- Culture
- 06 Oct 15
My my, Meryl, aren’t we on a roll. Record-breaking Oscar-winning actress Meryl Streep has followed up last week’s assertion that she’s not a feminist (she’s a “humanist” apparently) with a hugely misguided and racially insensitive gesture while promoting her upcoming film Suffragette.
Streep, along with co-stars Carey Mulligan, Romola Garai and Anne-Marie Duff posed for a Time Out London publicity spread for Suffragette, which focuses on the suffragette movement in Britain in the early 1900s. Streep plays Emmeline Pankhurst in the film, and a quote was taken from one of Pankhurst’s 1913 speeches and brandished across a t-shirt that each cast member wore. The phrase? “I’d rather be a rebel than a slave.”
The t-shirt was criticised for its history-blind use of the word “slave.” While White women during the early 1900s of course faced a multitude of oppressions and a constant onslaught of misogyny, they were not, in fact, slaves – their personhood was never politically, socially and economically erased like enslaved Black people in America.
For many, the t-shirt and the offending phrase not only evokes America’s history of slavery, but diminishes it and appropriates it; transforming it into cynical marketing for a film about White women, with an all-White cast of privileged actresses.
The supposedly girl-power themed quote also has dismissive connotations, presenting slavery as a choice, a lifestyle, a position depending only on a battle of determination – not an unspeakable cruelty that was forced upon literally millions of Black people in America.
Understandably, Black activists and intersectional feminists were not happy.
“Meryl Streep has to know better. And if not, her publicist should have,” said activist and organiser Deray McKesson, while writer Mikki Kendall asserted that “Y'all have got to stop believing these false whitewashed histories of major social movements. The past wasn't all white.”
While some people defended the use of the quote due to its historical accuracy, Pankhurst’s original speech had many other quotable moments that wouldn’t have seemed so tone-deaf. After all, if you want to assert that Shakespeare is one of the greatest writers in history, fine – but don’t use one of his anti-Semitic insults to prove it. Below is a passage from Pankhurst’s speech:
“I know that women, once convinced that they are doing what is right, that their rebellion is just, will go on, no matter what the difficulties, no matter what the dangers, so long as there is a woman alive to hold up the flag of rebellion. I would rather be a rebel than a slave. I would rather die than submit; and that is the spirit that animates this movement… I mean to be a voter in the land that gave me birth or that they shall kill me, and my challenge to the Government is: Kill me or give me my freedom: I shall force you to make that choice.”

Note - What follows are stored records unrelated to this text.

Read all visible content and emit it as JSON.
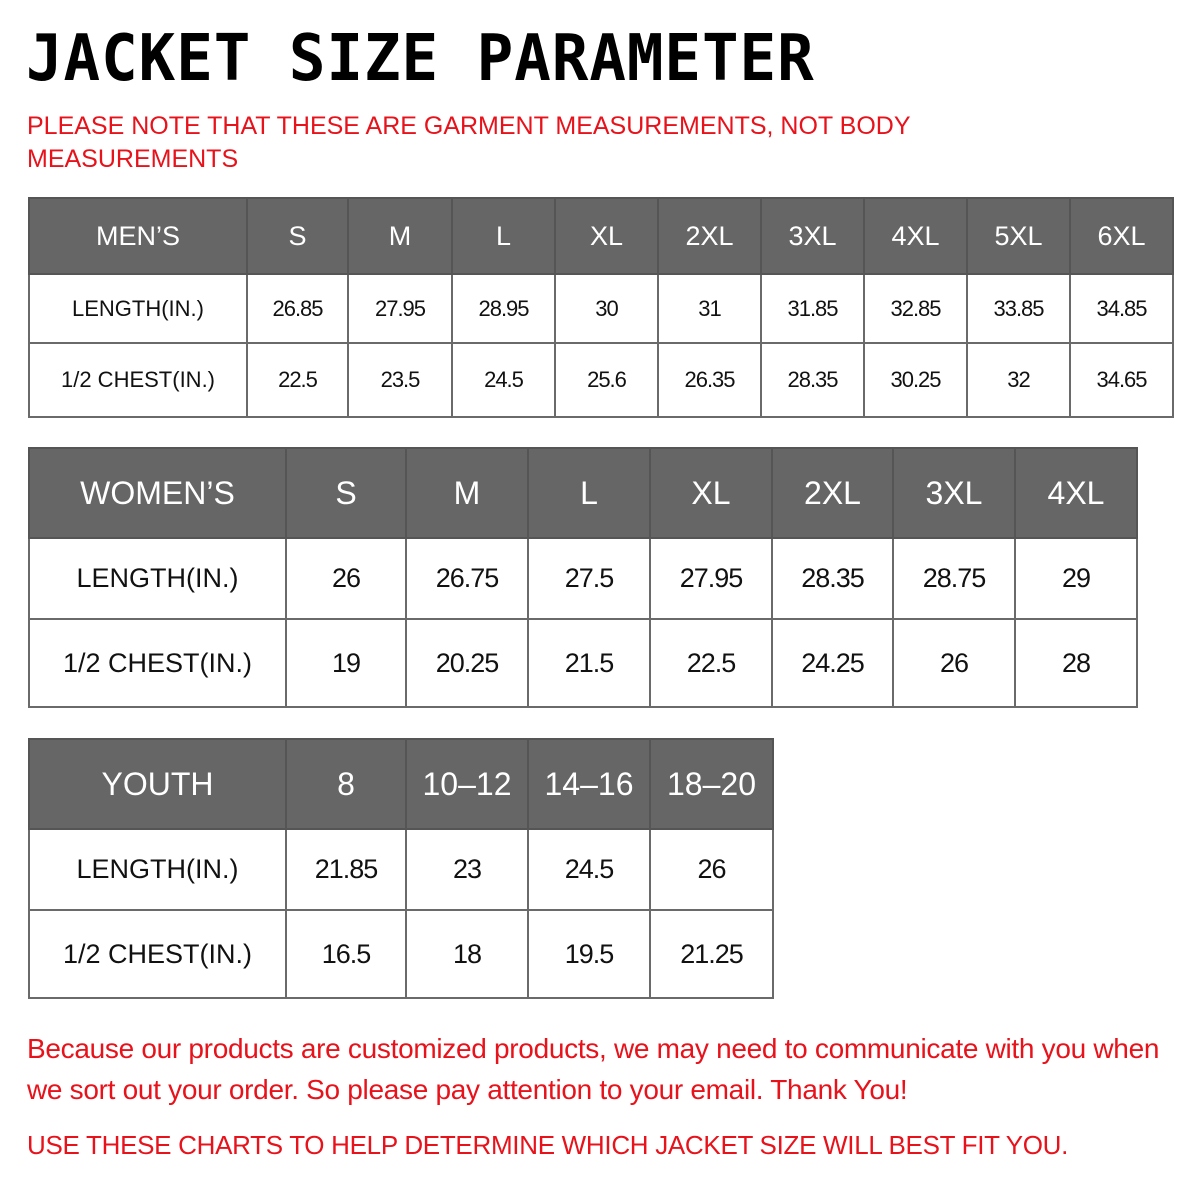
{
  "title": "JACKET SIZE PARAMETER",
  "note": "PLEASE NOTE THAT THESE ARE GARMENT MEASUREMENTS, NOT BODY MEASUREMENTS",
  "colors": {
    "header_bg": "#666666",
    "accent_red": "#e8121b"
  },
  "tables": [
    {
      "id": "mens",
      "header": [
        "MEN’S",
        "S",
        "M",
        "L",
        "XL",
        "2XL",
        "3XL",
        "4XL",
        "5XL",
        "6XL"
      ],
      "rows": [
        [
          "LENGTH(IN.)",
          "26.85",
          "27.95",
          "28.95",
          "30",
          "31",
          "31.85",
          "32.85",
          "33.85",
          "34.85"
        ],
        [
          "1/2 CHEST(IN.)",
          "22.5",
          "23.5",
          "24.5",
          "25.6",
          "26.35",
          "28.35",
          "30.25",
          "32",
          "34.65"
        ]
      ]
    },
    {
      "id": "womens",
      "header": [
        "WOMEN’S",
        "S",
        "M",
        "L",
        "XL",
        "2XL",
        "3XL",
        "4XL"
      ],
      "rows": [
        [
          "LENGTH(IN.)",
          "26",
          "26.75",
          "27.5",
          "27.95",
          "28.35",
          "28.75",
          "29"
        ],
        [
          "1/2 CHEST(IN.)",
          "19",
          "20.25",
          "21.5",
          "22.5",
          "24.25",
          "26",
          "28"
        ]
      ]
    },
    {
      "id": "youth",
      "header": [
        "YOUTH",
        "8",
        "10–12",
        "14–16",
        "18–20"
      ],
      "rows": [
        [
          "LENGTH(IN.)",
          "21.85",
          "23",
          "24.5",
          "26"
        ],
        [
          "1/2 CHEST(IN.)",
          "16.5",
          "18",
          "19.5",
          "21.25"
        ]
      ]
    }
  ],
  "footer": {
    "message": "Because our products are customized products, we may need to communicate with you when we sort out your order. So please pay attention to your email. Thank You!",
    "help": "USE THESE CHARTS TO HELP DETERMINE WHICH JACKET SIZE WILL BEST FIT YOU."
  }
}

There are numerous quotes embedded in the speech that would have been even more appropriate and on-point for the film’s marketing – however, none as obviously commercial. The fact that not one PR rep for the actresses, nor the stylists or photographers or even the actresses themselves acknowledged that the t-shirt could possibly be problematic speaks volumes about the lack of representation and acknowledgement of people of colour in Hollywood.
However, that the chosen slogan was deemed more palatable than “Kill me or give me my freedom” or “I would rather die than submit” also speaks volumes about the attitude to feminism at large. By choosing the one quote without violence, explicit demands or political manifesto, the faux-feminism that Streep, Carey and co. are brandishing as a marketing technique is socially palatable. “I would rather be a rebel than a slave” is the definition of White feminism; it’s tone-deaf, thinks itself trendy, and will sell out in Urban Outfitters. “I would rather die than submit” is too explicitly political to be attractive; it’s radical and unapologetic, and therefore was never going to be worn by Hollywood actresses. It was never going to be a slogan.
Though maybe the past week demonstrates a lesson we’re incredibly slow to learn: we shouldn’t be looking to celebrities and actors for informed, politically engaged statements on history or society. They’ve never claimed to be nor proven themselves to be experts (obviously.) If nothing else, hopefully the social media uproar over the t-shirts will have introduced people to the educated, impassioned and socially aware activists, academics, poets and writers who address racism and misogyny every day – and in ways far more engaging, important and empowering than putting a caption on a stupid fucking t-shirt.